Which yeast you use could be very important too!: Different yeasts "pack up shop" during fermentation at different levels of ethanol. It's their own waste-product, that humans love, that stops them, but some types of yeast can put up with much higher levels than others! (though there are other factors too like Ph/pressure/mineralisation/etc).

Some yeast strains keep fermenting to (tolerate) a much higher ethanol percent than others, and the result of these more 'vigorous' yeasts is generally a 'dryer' result in brewing terms: A less 'sweet' result because all the sugars have been 'dried' out (ie roughly, consumed and converted to ethanol). This is not the only axis to think about here though! For mead to be 'sweet' in the end it either has to use a yeast that gives-up (for that much sugar) and hope that nothing else can live in there (not a bad bet for partially-fermented-honey actually), or to be sweetened after-the-fact (probably more common in modern 'Mead' products).
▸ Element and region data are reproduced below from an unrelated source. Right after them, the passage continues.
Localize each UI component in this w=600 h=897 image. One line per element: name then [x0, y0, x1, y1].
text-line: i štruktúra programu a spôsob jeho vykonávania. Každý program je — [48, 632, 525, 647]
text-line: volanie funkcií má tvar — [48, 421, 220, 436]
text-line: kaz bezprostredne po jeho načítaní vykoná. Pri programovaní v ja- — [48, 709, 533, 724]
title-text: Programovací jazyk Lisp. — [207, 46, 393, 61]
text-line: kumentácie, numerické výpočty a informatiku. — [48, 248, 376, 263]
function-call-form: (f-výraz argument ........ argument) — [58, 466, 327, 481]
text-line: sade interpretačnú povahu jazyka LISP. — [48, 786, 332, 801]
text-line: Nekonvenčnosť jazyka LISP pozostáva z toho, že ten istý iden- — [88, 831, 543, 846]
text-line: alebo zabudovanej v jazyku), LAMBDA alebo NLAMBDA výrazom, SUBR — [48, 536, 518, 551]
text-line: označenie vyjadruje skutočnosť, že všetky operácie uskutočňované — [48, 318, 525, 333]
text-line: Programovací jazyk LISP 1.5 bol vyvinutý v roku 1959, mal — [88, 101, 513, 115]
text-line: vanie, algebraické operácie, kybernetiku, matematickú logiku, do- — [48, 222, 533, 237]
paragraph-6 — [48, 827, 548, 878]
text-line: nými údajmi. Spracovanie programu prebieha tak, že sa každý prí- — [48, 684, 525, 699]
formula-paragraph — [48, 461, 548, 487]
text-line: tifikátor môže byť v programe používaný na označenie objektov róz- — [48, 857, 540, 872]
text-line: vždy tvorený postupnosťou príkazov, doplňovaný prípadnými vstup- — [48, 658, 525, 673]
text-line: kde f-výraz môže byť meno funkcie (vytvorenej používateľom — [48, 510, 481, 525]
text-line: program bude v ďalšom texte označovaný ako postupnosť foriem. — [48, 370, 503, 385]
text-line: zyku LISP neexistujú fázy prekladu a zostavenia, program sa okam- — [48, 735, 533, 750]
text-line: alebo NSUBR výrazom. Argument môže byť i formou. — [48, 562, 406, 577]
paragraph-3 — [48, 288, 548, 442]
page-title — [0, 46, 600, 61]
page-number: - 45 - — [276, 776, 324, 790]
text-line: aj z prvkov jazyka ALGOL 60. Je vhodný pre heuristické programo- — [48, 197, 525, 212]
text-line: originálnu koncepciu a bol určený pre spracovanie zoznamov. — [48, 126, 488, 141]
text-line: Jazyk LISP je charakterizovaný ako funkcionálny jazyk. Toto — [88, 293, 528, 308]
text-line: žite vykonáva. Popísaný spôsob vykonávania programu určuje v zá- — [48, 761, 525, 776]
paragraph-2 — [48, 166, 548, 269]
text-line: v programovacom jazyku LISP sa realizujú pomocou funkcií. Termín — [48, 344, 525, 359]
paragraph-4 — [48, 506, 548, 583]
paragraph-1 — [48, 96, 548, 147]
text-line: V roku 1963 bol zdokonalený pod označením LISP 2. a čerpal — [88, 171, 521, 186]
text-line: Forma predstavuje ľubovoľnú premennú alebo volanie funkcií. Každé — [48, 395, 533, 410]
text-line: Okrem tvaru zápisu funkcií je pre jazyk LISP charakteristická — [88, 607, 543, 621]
Fermentation involving a community of microorganisms (not just yeast) can often end up far dryer (especially given the time-frames they talk about in the article)! Many bugs can consume the 'waste' products that each other makes, and this variety can create enzymatically-linked cascades of molecular conversion-in-phases that can result in all sorts of unexpected "processing" of the "raw" molecules in the brew, including the hops components (if beer) and I'd think all those spices in traditional mead-recipes were probably undergoing some transformations too! Fascinating!